Bewertet mit 5 Sternen

★★★★★

Deyra wächst in Berlin auf - eigentlich sehr westlich und offen. Aber im Urlaub in der Türkei wird ihr klar, dass ihr Vater sie verheiraten will - und ihr Bruder das nicht verhindert. Deyra versteht die Welt micht mehr, zumal sich ihr deutscher Freund Valentin auch nicht mehr meldet. Wieder daheim in Deutschland überschlagen sich die Ereignisse und Deyra wird erstochen. Ehrenmord? War es der Bruder?

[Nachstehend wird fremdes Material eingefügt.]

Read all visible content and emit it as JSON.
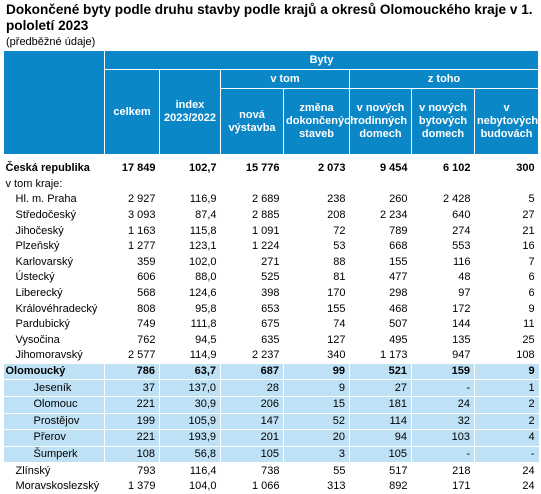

Ruth Holländer ist Ende Vierzig, geschieden, alleinerziehend und hat ein französisches Bistro. In all das Chaos kommt die Berufung zur Schöffin und Ruth kann sich nicht davor drücken. Also bleibt ihr nichts anderes übrig, als mit Herz und Hirn die Wahrheit herauszufinden. Der Schock ist groß, als sie feststellt, um was es geht. Deyra war auf der Schule, auf die auch ihre Tochter geht und beide sind im selben Alter. Auch ihr Sohn ist im Alter von Deyras Bruder Aras und somit fühlt sich Ruth besonders stark in den Fall gezogen. Und so ganz nebenbei nervt auch noch der Ex und sie beginnt, sich in den Staatsanwalt zu verlieben ...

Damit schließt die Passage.